Obesity has been linked to cancer, cardiovascular disease, as well as increased mortality.
“What struck us the most was just how dramatic the change in leisure-time physical activity was,” said Dr. Uri Ladabaum, associate professor of gastroenterology and lead author of the study in a statement. “Although we cannot draw conclusions about cause and effect from our study, our findings support the notion that exercise and physical activity are important determinants of the trends in obesity.”
That so many Americans engage in no physical activity could be because lives are busier and that sedentary activities such as using computers, tablets, smartphones as well playing video games is on the rise.
“This is a part of the equation that we have not looked at before,” said Dr. Gurkirpal Singh, a co-author of the study, which will appear in the August issue of The American Journal of Medicine.
The trend is likely to continue as young Americans are seeing less physical activity.

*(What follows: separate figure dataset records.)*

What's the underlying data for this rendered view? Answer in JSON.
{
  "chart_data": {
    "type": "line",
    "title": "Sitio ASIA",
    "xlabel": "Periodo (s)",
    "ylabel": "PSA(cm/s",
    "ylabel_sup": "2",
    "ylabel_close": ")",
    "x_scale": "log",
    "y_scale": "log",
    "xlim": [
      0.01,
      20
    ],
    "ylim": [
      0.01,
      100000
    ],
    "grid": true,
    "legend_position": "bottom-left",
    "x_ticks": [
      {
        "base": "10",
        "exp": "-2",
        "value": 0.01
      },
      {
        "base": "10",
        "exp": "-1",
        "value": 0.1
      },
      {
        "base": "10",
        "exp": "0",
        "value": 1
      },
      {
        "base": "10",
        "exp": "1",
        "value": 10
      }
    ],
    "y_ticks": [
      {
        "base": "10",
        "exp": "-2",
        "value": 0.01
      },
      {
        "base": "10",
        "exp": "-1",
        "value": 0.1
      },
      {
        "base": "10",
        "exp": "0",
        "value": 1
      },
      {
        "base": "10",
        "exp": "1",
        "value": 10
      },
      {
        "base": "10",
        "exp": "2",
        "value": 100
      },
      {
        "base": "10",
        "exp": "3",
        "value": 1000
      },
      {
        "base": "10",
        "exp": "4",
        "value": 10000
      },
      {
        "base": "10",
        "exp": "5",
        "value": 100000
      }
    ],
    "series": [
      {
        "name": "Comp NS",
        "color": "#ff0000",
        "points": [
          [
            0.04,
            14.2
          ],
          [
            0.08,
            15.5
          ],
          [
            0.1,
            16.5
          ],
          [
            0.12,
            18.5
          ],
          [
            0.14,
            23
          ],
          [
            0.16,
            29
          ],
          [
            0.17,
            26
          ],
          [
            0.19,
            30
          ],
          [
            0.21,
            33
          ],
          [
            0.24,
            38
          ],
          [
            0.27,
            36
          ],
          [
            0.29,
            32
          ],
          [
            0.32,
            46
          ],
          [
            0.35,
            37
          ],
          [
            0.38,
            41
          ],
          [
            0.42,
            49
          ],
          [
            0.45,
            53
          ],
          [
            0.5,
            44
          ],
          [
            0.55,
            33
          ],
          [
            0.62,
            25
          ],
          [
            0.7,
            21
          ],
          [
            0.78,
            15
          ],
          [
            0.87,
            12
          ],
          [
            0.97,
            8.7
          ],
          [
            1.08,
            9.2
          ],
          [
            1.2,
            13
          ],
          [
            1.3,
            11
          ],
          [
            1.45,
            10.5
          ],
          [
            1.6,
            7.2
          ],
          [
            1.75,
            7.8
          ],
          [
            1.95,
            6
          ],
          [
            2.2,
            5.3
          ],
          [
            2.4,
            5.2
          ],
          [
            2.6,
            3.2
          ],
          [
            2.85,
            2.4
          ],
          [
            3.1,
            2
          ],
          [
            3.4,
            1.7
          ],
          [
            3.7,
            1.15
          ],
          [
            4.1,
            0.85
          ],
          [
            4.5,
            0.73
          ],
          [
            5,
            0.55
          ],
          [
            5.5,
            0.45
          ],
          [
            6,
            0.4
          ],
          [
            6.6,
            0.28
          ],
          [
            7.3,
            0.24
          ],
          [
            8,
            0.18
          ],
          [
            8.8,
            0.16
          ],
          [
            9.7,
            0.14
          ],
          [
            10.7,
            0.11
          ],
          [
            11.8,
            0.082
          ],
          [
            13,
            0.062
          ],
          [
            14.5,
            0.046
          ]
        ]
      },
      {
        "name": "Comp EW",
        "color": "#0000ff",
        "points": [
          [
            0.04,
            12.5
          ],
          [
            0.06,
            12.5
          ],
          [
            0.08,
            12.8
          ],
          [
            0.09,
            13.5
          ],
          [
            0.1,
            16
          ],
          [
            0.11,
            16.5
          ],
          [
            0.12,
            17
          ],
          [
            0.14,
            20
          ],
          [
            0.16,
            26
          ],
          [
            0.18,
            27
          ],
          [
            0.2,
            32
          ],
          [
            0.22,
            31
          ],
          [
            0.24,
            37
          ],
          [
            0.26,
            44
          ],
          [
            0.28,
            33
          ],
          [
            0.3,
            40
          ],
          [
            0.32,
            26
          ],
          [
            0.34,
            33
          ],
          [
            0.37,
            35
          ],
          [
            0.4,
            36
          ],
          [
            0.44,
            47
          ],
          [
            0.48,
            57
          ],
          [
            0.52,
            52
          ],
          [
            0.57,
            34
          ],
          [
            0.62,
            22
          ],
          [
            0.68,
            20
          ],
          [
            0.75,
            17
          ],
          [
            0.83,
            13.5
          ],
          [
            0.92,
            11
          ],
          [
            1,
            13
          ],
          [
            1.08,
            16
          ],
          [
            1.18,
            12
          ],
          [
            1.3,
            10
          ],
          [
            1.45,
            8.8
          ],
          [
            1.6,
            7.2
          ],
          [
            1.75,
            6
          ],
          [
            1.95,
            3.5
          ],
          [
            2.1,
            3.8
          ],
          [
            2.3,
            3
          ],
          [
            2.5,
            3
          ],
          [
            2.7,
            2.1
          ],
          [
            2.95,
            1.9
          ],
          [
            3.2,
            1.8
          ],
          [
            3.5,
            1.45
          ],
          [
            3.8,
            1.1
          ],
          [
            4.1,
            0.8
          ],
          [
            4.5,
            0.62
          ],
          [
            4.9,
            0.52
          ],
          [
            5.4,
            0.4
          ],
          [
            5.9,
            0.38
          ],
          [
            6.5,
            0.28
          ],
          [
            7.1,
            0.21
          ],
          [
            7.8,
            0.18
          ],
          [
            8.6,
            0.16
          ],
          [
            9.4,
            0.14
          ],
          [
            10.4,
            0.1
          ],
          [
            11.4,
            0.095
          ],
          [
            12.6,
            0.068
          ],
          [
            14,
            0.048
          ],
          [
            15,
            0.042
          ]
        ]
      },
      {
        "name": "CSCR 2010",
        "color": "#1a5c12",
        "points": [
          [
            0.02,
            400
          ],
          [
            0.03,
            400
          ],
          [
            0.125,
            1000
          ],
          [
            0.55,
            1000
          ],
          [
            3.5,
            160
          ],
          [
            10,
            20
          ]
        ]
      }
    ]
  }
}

A CDC study earlier this year that utilized NHANES data showed that half of boys between 12 and 15 years old and one third of girls had adequate levels of cardiorespiratory fitness. The percentage of those children who had adequate levels of fitness plunged from 52.4 percent in 1999 to 42.2. percent in 2012.

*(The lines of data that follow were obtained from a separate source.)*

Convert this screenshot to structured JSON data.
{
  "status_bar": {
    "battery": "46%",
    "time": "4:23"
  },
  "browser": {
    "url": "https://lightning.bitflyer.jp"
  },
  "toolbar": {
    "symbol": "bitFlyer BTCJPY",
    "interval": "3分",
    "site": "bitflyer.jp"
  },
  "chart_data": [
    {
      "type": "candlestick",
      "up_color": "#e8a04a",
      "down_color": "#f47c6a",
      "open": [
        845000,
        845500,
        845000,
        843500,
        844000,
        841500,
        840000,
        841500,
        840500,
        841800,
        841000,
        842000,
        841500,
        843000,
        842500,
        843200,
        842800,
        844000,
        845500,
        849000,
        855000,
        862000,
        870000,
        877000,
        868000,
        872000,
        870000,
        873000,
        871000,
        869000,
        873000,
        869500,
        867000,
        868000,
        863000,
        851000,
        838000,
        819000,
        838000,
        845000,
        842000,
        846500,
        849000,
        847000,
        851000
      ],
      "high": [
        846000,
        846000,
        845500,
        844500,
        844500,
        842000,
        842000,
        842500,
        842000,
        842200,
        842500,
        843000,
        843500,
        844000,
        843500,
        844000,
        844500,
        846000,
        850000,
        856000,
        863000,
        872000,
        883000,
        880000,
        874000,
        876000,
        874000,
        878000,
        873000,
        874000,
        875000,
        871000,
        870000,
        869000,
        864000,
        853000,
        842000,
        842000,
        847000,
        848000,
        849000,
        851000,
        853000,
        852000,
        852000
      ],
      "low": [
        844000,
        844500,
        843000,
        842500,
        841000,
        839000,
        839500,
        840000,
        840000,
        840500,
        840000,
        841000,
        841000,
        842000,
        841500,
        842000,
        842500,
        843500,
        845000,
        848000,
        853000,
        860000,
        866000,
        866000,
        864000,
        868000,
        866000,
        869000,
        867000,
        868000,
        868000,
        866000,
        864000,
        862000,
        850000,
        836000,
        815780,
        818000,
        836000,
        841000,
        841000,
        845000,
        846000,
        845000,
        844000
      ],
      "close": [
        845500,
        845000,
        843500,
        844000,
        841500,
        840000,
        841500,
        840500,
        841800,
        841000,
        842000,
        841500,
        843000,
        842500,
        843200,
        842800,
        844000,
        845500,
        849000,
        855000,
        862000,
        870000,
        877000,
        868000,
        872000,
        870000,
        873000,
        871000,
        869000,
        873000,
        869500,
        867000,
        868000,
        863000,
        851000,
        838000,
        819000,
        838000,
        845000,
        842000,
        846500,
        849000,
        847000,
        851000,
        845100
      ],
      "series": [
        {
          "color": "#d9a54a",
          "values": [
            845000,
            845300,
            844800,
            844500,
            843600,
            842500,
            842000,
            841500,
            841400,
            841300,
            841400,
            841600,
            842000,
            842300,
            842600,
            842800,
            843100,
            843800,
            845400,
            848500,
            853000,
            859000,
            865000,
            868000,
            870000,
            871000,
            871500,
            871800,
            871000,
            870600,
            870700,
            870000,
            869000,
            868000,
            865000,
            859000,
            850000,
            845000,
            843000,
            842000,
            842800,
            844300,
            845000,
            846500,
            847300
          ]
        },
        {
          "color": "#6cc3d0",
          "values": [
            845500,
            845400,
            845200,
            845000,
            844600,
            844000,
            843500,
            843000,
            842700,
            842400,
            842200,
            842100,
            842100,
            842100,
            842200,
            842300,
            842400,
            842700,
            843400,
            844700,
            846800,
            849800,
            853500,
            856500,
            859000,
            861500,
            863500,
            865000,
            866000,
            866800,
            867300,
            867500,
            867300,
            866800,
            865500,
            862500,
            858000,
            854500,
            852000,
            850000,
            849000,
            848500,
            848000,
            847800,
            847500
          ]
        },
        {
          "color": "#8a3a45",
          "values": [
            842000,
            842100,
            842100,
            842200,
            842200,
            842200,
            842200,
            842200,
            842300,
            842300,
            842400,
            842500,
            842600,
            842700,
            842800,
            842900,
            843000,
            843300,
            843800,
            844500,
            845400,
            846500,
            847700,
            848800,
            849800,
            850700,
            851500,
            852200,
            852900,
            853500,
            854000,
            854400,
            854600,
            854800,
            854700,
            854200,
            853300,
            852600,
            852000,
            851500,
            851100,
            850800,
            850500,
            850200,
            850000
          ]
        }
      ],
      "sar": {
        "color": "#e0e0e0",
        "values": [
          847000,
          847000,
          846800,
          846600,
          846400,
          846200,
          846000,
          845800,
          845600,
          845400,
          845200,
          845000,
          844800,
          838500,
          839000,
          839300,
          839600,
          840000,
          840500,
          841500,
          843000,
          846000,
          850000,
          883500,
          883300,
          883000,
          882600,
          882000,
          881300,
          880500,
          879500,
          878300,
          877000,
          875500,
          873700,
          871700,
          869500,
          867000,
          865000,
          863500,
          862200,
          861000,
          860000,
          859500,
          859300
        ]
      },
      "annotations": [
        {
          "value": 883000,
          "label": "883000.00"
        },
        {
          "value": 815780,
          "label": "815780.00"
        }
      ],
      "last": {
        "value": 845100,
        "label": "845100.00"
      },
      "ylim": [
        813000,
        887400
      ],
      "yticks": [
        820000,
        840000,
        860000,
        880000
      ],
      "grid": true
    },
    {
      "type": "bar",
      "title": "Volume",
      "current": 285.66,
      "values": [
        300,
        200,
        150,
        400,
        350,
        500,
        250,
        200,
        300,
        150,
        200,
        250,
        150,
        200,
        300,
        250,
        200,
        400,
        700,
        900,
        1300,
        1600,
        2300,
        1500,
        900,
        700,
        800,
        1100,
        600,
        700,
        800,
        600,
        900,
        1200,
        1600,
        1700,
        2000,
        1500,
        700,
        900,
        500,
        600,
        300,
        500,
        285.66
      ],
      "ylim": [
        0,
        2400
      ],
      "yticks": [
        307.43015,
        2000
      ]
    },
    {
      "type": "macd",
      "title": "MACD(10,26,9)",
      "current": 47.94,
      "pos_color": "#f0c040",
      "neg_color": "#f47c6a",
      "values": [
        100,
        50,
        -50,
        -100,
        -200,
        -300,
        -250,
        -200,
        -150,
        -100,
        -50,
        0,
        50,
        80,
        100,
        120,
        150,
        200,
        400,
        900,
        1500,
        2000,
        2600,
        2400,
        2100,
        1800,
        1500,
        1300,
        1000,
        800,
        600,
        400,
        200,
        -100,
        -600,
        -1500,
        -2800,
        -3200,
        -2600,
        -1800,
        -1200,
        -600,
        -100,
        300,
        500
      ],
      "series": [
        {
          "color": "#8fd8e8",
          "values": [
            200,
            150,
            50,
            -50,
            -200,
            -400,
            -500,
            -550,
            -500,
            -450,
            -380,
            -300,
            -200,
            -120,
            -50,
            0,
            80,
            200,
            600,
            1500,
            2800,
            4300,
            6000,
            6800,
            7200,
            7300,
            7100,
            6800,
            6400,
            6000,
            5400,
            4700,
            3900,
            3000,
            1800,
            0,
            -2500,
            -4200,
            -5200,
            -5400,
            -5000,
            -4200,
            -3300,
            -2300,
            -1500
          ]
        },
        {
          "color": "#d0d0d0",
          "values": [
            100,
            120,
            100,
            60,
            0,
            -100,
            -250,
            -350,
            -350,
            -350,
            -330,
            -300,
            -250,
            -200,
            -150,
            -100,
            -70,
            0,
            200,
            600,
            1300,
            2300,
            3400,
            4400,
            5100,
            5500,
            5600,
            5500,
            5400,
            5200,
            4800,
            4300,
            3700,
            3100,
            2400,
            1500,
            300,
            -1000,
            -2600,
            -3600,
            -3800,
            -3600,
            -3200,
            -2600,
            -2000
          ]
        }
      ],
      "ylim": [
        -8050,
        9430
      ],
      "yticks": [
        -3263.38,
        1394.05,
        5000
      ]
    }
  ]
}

The Stanford researchers are quick to point out that the study does not suggest that active people can eat what they want.
Singh says researchers want to emphasize how a lack of activity will affect health.
While the study defined “ideal” exercise as “more than 150 minutes a week of moderate exercise or more than 75 minutes a week of vigorous exercise,” Singh said any exercise is better than none.
“The biggest gains from physical activity occurs from zero to something,” he said. “That’s a sharp rise. The more you do the better, but the incremental advantage [of doing more] is nowhere close what is achieved from zero to something.”
He said people shouldn’t be discouraged by the ideal amounts and that small things like taking the stairs or walking a small distance can be beneficial.
There are two caveats to the research.
First, while the study shows a correlation between obesity and a sedentary lifestyle, it was observational and therefore can “not address the possible causal link between inactivity and weight gain.”
Also, since the data about activity and calorie intake are self-reported, “participants may have been tempted to under-report how much they ate.”
In an editorial published with the research, the journal’s managing editor, Pamela Powers Hannley, called the study “a clarion call.”
In a news release she called obesity a “complex, multifaceted problem linked to a variety of societal factors,” adding that just telling patients to work out won’t be enough.
“Communities, employers and local governments to enable healthy lifestyles by ensuring that there are safe spaces to exercise that are cheap or free,” she said.